The Q&A session that followed was very interactive. Many of the young lawyers – mostly women – had lots of questions and suggestions and seemed extremely enthusiastic about collaborating with the project team on policy and further capacity building programme under the project. Some of the lawyers and representatives from academia offered all out support to organize TBTT awareness sessions at some leading educational institutions.

Former Chief Justice (Retired) Mian Allah Nawaz addressed the gathering and said that technology while being highly useful and empowering, can be at the same time highly dangerous as well. He said technology can facilitate and distract. Lawyers, he said, must be aware of the “deviant behaviour of cyber technology”. Laws, he said, cyber or otherwise, should be made through inclusive debates, argumentative and counter argumentative procedures.

Justice (Retd) Nasira Iqbal suggested the formation of a Technical Committee at the Lahore Bar Council, which could assist in assessing and offering analysis of cyber laws and laws that affect women. She also requested P@SHA and B4A to organize training sessions at the Judicial Academy, Lahore.

The event ended with a vote of thanks with a concrete set of follow-up activities including possible sessions with judicial academy; formation of technical committee to look at cyber laws; and possible participation of lawyer’s community to develop some useful products under TBTT Small Grants.

The event resolved that the legal community, the IT community and civil society will join hands to help the government to come up with policies that are effective for the country and yet do not infringe on citizen’s rights.

For more information about the event, please contact:

Nighat Daad, Advocate High Court
Cel. +92 321 4815252

Shahzad Ahmad
Cel. +92 333 5236060

Jehan Ara
Cell: +92-300-8220180

For pictures and videos of the event, please contact:

Nighat Daad, Advocate High Court
Cel. +92 321 4815252

About Project Partners

Bytes for All (B4A) is a South Asia wide regional network of Information and Communication Technology (ICT) professionals and practitioners. B4A is actively working on the use of ICTs for sustainable development in the South Asia region. While B4A particularly focuses on ICT policy advocacy and research, it also looks at implementation of ICT solutions to pressing challenges in our society.

Pakistan Software Houses Association for IT & ITES (P@SHA) is a platform for promoting, protecting and developing the IT industry in Pakistan. It is a membership based trade body and represents Pakistan’s Information Technology sector. Policy Advocacy is a key component of P@SHA’s mandate.
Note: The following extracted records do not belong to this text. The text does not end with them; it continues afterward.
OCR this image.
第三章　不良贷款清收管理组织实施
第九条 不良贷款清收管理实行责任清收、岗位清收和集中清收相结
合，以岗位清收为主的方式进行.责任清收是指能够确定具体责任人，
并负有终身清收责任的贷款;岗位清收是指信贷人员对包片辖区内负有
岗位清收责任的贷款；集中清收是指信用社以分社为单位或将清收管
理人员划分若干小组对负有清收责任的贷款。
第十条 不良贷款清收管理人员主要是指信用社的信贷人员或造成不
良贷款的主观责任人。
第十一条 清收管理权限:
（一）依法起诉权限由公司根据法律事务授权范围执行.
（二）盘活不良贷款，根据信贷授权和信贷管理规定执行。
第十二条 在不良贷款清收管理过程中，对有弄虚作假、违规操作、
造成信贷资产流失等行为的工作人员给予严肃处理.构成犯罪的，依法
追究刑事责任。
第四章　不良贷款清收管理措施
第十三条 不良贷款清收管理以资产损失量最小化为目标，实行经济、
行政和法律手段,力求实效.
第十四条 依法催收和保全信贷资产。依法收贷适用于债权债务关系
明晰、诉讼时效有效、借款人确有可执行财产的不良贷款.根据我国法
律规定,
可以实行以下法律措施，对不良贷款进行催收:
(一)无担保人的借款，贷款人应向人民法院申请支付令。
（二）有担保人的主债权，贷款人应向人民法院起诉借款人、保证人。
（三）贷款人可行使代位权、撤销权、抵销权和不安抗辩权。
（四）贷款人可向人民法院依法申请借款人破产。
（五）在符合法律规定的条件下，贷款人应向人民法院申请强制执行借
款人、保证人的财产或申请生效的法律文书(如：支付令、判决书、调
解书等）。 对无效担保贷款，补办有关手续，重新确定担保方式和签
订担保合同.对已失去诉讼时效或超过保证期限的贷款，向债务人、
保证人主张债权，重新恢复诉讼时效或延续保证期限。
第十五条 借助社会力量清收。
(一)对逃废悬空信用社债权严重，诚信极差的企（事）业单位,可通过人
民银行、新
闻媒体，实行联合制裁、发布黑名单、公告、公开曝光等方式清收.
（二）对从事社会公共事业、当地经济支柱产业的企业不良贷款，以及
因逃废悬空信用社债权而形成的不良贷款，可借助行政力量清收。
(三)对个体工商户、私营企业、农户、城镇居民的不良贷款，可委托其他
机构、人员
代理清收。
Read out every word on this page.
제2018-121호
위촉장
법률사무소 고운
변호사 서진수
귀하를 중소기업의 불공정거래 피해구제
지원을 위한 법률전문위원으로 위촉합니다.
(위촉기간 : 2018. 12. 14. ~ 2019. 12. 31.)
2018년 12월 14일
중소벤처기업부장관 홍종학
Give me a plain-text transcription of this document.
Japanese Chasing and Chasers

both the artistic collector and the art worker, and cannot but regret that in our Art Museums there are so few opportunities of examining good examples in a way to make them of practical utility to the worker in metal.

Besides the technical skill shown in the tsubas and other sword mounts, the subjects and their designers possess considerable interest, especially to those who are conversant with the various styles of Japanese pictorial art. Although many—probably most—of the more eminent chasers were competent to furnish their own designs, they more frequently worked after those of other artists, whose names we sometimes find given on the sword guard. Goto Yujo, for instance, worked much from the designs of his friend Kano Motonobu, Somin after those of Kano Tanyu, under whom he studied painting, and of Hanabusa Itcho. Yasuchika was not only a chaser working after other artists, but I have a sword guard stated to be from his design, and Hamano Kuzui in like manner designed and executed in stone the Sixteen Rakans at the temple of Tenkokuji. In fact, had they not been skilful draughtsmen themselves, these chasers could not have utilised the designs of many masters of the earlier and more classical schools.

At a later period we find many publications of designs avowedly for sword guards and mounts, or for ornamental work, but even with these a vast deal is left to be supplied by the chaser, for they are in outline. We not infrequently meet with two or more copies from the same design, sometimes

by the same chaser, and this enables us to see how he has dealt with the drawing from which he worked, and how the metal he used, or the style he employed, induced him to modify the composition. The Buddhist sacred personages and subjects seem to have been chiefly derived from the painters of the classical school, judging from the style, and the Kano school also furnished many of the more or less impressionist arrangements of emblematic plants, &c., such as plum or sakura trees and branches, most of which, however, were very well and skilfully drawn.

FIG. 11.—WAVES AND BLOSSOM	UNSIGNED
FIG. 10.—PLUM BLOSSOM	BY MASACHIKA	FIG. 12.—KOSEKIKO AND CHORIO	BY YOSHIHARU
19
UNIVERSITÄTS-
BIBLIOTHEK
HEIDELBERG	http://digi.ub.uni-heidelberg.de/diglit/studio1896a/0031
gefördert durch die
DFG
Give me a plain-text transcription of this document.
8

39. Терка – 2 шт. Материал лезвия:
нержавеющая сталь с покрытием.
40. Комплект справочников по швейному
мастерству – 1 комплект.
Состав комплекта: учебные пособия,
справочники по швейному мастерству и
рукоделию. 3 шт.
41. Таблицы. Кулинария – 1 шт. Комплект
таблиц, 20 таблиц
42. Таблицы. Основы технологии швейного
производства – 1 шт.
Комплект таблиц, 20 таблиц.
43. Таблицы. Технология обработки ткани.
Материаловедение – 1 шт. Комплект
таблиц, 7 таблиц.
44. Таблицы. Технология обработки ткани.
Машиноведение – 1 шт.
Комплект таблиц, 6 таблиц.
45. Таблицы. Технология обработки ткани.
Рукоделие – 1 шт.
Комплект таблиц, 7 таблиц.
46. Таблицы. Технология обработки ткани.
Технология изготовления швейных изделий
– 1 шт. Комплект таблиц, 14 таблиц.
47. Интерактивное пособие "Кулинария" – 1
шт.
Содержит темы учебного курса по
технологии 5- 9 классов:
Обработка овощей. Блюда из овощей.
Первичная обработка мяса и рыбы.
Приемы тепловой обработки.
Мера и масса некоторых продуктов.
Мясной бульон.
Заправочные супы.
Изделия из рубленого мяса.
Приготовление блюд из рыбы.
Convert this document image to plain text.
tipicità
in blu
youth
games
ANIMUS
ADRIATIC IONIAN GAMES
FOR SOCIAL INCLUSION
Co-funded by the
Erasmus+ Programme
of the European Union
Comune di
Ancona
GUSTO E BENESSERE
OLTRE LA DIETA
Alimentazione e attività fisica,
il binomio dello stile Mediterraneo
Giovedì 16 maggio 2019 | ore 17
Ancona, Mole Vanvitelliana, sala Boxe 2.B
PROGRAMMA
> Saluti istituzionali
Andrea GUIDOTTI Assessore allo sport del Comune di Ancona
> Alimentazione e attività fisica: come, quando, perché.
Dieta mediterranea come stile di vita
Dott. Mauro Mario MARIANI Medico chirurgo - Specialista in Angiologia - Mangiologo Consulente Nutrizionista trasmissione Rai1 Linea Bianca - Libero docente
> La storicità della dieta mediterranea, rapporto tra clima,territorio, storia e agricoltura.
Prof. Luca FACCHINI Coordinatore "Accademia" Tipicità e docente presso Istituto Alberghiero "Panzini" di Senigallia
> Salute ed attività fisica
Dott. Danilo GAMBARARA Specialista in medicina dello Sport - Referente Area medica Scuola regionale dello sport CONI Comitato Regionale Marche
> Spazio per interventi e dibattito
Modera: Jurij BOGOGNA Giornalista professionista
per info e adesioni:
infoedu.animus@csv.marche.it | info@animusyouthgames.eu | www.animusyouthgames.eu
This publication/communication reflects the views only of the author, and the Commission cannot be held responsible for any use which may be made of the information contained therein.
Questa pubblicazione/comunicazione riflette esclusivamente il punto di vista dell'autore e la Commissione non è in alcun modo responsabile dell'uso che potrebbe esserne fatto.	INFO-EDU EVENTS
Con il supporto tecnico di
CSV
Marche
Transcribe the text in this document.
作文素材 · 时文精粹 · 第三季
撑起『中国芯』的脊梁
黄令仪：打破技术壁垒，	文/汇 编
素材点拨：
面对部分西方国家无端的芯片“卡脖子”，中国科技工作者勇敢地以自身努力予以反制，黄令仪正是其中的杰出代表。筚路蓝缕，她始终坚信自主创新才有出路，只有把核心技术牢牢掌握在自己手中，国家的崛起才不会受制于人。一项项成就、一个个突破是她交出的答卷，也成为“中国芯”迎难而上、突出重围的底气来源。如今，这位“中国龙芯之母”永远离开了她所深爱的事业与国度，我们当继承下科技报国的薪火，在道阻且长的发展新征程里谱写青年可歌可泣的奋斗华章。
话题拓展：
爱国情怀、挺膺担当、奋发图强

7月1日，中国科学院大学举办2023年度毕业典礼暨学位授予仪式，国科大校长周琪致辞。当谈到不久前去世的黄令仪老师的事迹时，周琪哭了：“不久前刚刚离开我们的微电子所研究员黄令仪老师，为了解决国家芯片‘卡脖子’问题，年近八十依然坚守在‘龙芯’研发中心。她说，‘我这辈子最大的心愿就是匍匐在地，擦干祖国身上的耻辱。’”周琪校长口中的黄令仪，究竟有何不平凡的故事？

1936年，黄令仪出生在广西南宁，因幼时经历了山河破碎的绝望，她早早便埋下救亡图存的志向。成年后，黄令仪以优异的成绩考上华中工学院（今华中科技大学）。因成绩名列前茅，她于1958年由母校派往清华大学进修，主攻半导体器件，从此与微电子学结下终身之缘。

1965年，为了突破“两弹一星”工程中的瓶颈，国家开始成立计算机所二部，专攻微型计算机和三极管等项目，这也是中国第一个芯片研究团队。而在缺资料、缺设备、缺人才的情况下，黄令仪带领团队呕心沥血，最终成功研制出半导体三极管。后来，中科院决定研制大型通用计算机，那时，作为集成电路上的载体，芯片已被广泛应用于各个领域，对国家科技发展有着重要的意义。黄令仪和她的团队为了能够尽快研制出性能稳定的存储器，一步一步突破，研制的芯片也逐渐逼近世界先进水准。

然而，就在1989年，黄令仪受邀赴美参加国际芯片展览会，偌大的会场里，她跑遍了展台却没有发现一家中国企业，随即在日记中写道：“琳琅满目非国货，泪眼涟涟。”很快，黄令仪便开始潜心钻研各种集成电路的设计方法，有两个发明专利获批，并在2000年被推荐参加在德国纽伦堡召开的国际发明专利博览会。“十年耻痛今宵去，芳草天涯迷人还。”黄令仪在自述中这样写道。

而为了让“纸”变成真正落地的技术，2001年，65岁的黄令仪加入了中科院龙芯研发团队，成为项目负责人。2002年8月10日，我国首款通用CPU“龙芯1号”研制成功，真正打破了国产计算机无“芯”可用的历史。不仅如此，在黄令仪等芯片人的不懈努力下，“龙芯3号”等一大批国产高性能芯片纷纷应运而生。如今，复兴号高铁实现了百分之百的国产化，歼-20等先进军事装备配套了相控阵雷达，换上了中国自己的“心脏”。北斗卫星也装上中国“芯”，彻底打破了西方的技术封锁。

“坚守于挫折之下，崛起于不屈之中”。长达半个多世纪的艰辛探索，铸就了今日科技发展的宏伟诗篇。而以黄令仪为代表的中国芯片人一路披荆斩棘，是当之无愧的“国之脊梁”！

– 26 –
The Association for Progressive Communications (APC) is an international network of civil society organisations (CSOs) dedicated to empowering and supporting people working for peace, human rights, development and protection of the environment through the strategic use of information and communication technologies (ICT). APC’s work in women’s rights and gender equality is done through its Women’s Networking Support Programme (WNSP), a global network of women that has supported women’s networking for social change and empowerment since 1993. APC WNSP is an international facilitator of civil society’s engagement with ICT and its related concerns in policies and practices. Contributions have been made at global, regional and national levels, and particularly in developing countries through raising awareness, technical training for women, developing tools and information resources, building capacity in gender evaluation and influencing policies to ensure that ICT benefit women in transformative and empowering ways.